Entlastungsbegrenzung
Die steuerliche Entlastung aufgrund der Patentbox, der zusätzlichen Abzüge für F&E und des Abzugs für Eigenfinanzierung dürfen 70% des steuerbaren Gewinns vor Anwendung dieser Sonderregelungen nicht überschreiten (d.h. Massnahmen dürfen den zu versteuernden Gewinn insgesamt nicht auf weniger als auf 30% reduzieren). Die Kantone können eine geringere Gesamtentlastung festlegen.
Weitere Vorteile
Aufdeckung stiller Reserven
Unternehmen, die materielle oder immaterielle Vermögenswerte, Betriebe, Funktionen oder ihren Hauptsitz aus dem Ausland in die Schweiz verlegen, können in den ersten Jahren von zusätzlichen Abschreibungen profitieren. Im Zeitpunkt des Zuzuges in die Schweiz dürfen sie ihre stillen Reserven (Differenz zwischen dem Buchwert eines Vermögenswertes und dem Marktwert) inklusive Goodwill ohne Besteuerung aufdecken.
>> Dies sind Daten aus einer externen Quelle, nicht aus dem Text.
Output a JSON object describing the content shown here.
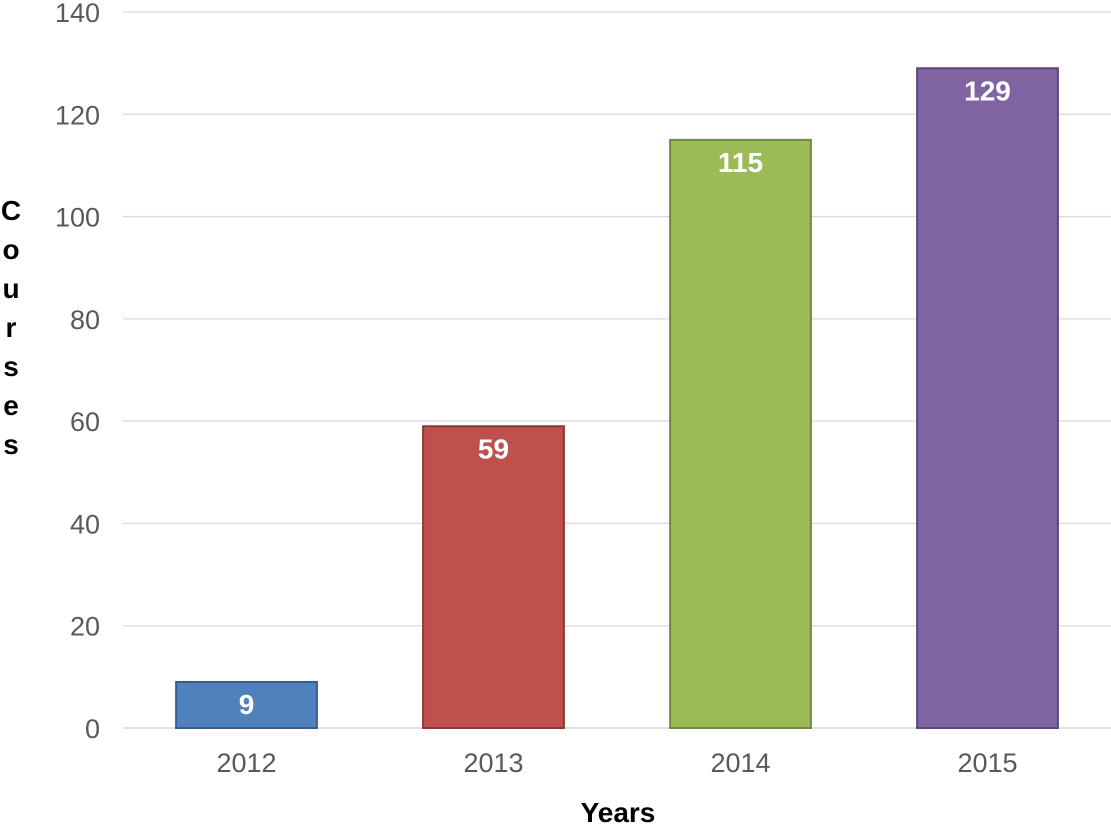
{
  "chart_data": {
    "type": "bar",
    "categories": [
      "2012",
      "2013",
      "2014",
      "2015"
    ],
    "values": [
      9,
      59,
      115,
      129
    ],
    "data_labels": [
      "9",
      "59",
      "115",
      "129"
    ],
    "colors": [
      "#4f81bd",
      "#c0504d",
      "#9bbb59",
      "#8064a2"
    ],
    "border_colors": [
      "#385d8a",
      "#8c3836",
      "#71893f",
      "#5c4776"
    ],
    "title": "",
    "xlabel": "Years",
    "ylabel": "Courses",
    "ylim": [
      0,
      140
    ],
    "yticks": [
      0,
      20,
      40,
      60,
      80,
      100,
      120,
      140
    ],
    "ytick_labels": [
      "0",
      "20",
      "40",
      "60",
      "80",
      "100",
      "120",
      "140"
    ],
    "grid": true,
    "legend": "none"
  }
}
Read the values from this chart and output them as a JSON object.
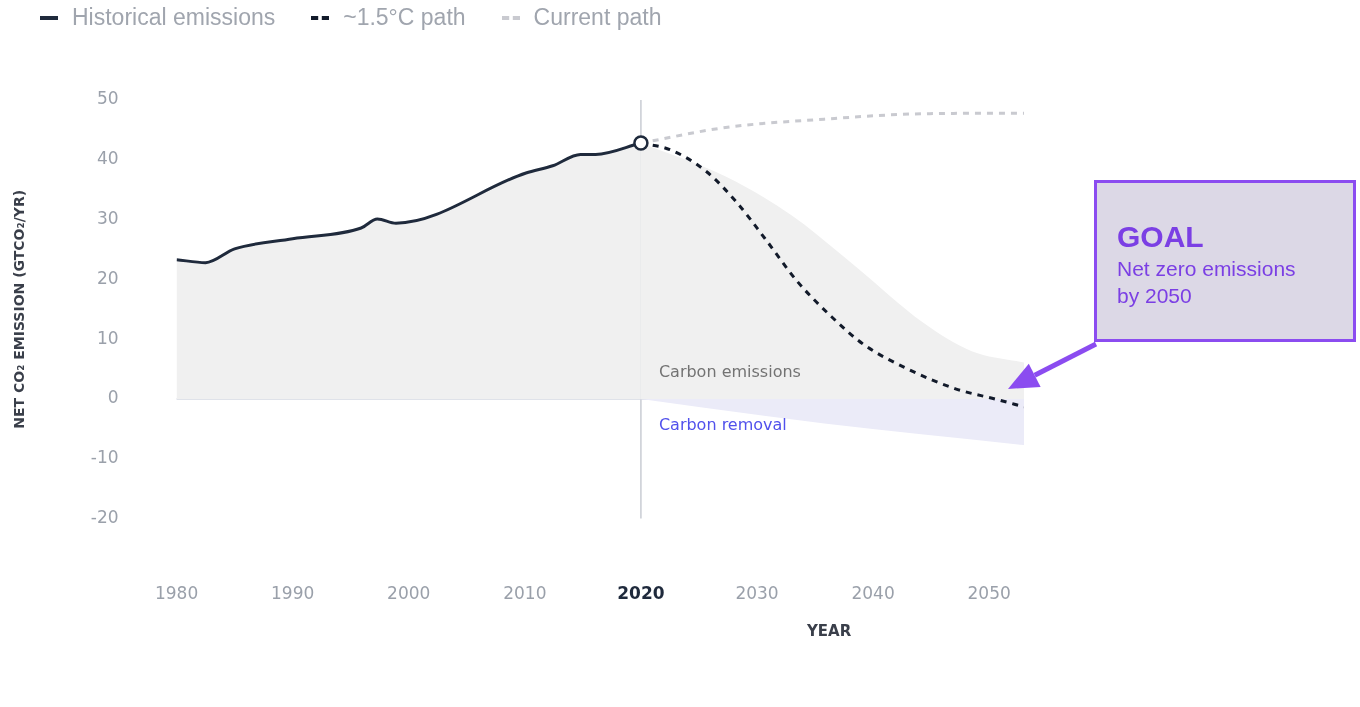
{
  "chart_data": {
    "type": "line",
    "xlabel": "YEAR",
    "ylabel": "NET CO₂ EMISSION (GTCO₂/YR)",
    "xlim": [
      1980,
      2053
    ],
    "xticks": [
      1980,
      1990,
      2000,
      2010,
      2020,
      2030,
      2040,
      2050
    ],
    "ylim": [
      -20,
      50
    ],
    "yticks": [
      -20,
      -10,
      0,
      10,
      20,
      30,
      40,
      50
    ],
    "grid": false,
    "legend": "top left",
    "ref_lines": [
      {
        "axis": "x",
        "value": 2020,
        "label": null,
        "color": "#c9ccd3"
      },
      {
        "axis": "y",
        "value": 0,
        "label": null,
        "color": "#d4d8e2"
      }
    ],
    "annotations": [
      "GOAL\nNet zero emissions\nby 2050"
    ],
    "series": [
      {
        "type": "area",
        "name": "Carbon emissions",
        "color": "#f0f0f0",
        "x": [
          2020,
          2027.3,
          2033,
          2038.6,
          2044.3,
          2048.5,
          2053
        ],
        "values": [
          42.8,
          37.2,
          30.7,
          22.0,
          12.8,
          8.0,
          6.1
        ]
      },
      {
        "type": "area",
        "name": "Carbon removal",
        "color": "#ebebf8",
        "x": [
          2020,
          2035.8,
          2053
        ],
        "values": [
          0,
          -4.1,
          -7.7
        ]
      },
      {
        "type": "area",
        "name": "Historical emissions",
        "color": "#1f2a3c",
        "line_style": "solid",
        "marker": "none",
        "x": [
          1980,
          1982.5,
          1985,
          1990,
          1995.9,
          1997.3,
          1998.9,
          2010.1,
          2012.4,
          2014.8,
          2016.1,
          2020
        ],
        "values": [
          23.3,
          22.8,
          25.1,
          26.8,
          28.6,
          30.1,
          29.4,
          37.8,
          39.0,
          40.9,
          40.9,
          42.8
        ]
      },
      {
        "type": "line",
        "name": "~1.5°C path",
        "color": "#121a2a",
        "line_style": "dashed",
        "marker": "none",
        "x": [
          2020,
          2022.5,
          2025.6,
          2028.2,
          2030.7,
          2033.5,
          2036.4,
          2039.2,
          2042.9,
          2047.1,
          2050.5,
          2053
        ],
        "values": [
          42.8,
          41.7,
          38.1,
          33.0,
          26.8,
          19.6,
          13.8,
          9.1,
          5.1,
          1.7,
          0,
          -1.3
        ]
      },
      {
        "type": "line",
        "name": "Current path",
        "color": "#c9cad0",
        "line_style": "dashed",
        "marker": "none",
        "x": [
          2020,
          2027.3,
          2035.8,
          2044.3,
          2053
        ],
        "values": [
          42.8,
          45.4,
          46.8,
          47.7,
          47.8
        ]
      },
      {
        "type": "scatter",
        "color": "#1f2a3c",
        "marker": "circle",
        "x": [
          2020
        ],
        "values": [
          42.8
        ]
      }
    ]
  }
}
Daher können diese Vermögenswerte in den Folgejahren – maximal 10 Jahre – von zusätzlichen Abschreibungen profitieren. Bei einem Transfer aus der Schweiz ins Ausland wird, wie bereits heute, eine Wegzugsteuer auf den stillen Reserven fällig.
Anpassungen bei der Kapitalsteuer
Die Kantone können Massnahmen zur Senkung der Kapitalsteuer auf das Eigenkapital im Zusammenhang mit Beteiligungen, konzerninternen Darlehen sowie Patenten und ähnlichen Rechten vorsehen.
Zusätzliche Aspekte
Sondersatzlösung
Während einer fünfjährigen Übergangszeit wird eine vorübergehende Sondersatzlösung vorgesehen, um den Unternehmen, die ihre privilegierte Behandlung als Statusgesellschaft verlieren, den Statuswechsel zu erleichtern.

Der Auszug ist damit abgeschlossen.